Examining Possible Reasons
It was suggested that I possibly possessed some superior face rememberer capacities. Everyone has a inventory of the faces we know in our recall, but exceptional facial identifiers – and possibly near-exceptional individuals like me – have a relatively large and precise catalogue. We're also probably to individuate faces – that is, assign traits to each face, such as approachability or impoliteness. Scientific investigation suggests that the later element helps people to develop and store faces to permanent recall. While individuating may help me recognize people, it may also deceive me into seeing my grandma in a woman who has a comparable demeanor.

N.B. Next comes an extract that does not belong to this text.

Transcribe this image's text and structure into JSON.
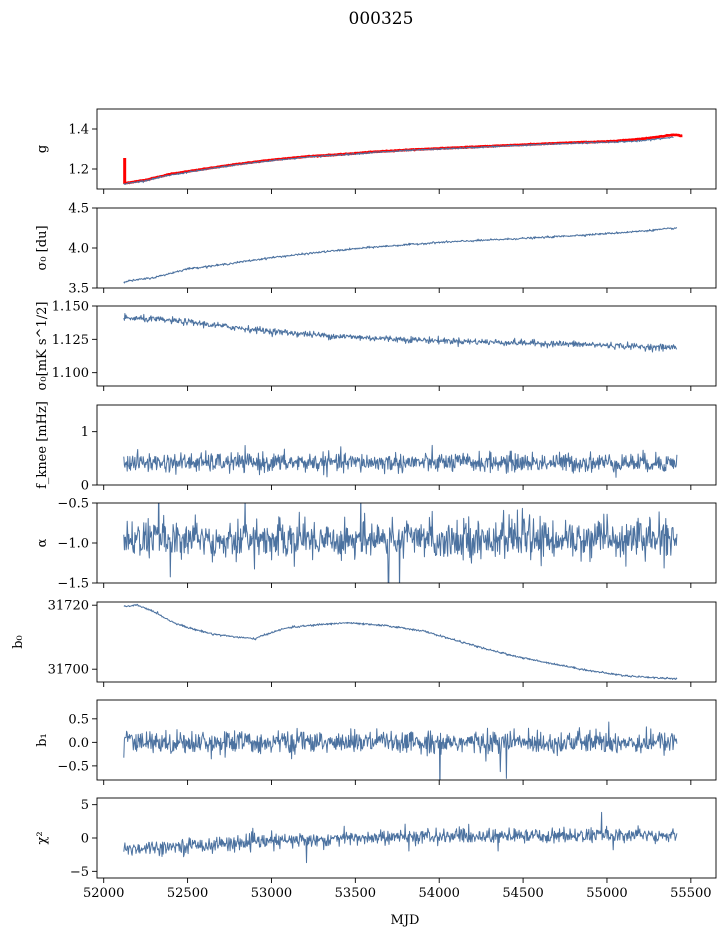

In furthermore, it was thought I might be "a attentive countenance examiner", meaning I pay a considerable notice to faces. Others may have more mistaken recognition moments, thinking they know someone they don't know. But because I tend to look closely at faces, I am inclined to notice the stranger who resembles my grandmother. Indeed, one companion who said she doesn't make face identification mistakes admitted she doesn't really look at the people around her.
Researching Over-familiarity for Faces
These tests helped me understand where I sat on the spectrum. But I wanted to understand more about what is happening in the brain when we "identify" unknown people. Researching further, I read about a disorder called excessive facial recognition (HFF), in which unfamiliar faces appear known. Superficially, this sounded like it could pertain to me. But the few of reported cases all took place after a physical event such as a epileptic episode or cerebral accident, unlike the quirk that I've been experiencing my whole mature years.
Through scientific platforms, experts have heard from about 24,000 face-blind individuals, as well as people with all kinds of face identification difficulties, including visual distortions, like when faces appear to be melting. Researchers study many of these people, using instruments like the known/unknown countenances task and the memory for faces evaluation.
Experts have heard from only a handful of people with potential HFF in extended periods of investigation.
"The frequency is quite low," one expert said of HFF. However, they hypothesized that there may be a range, with some people who think all visages is recognizable, and others, like me, who only encounter it a several occasions a month.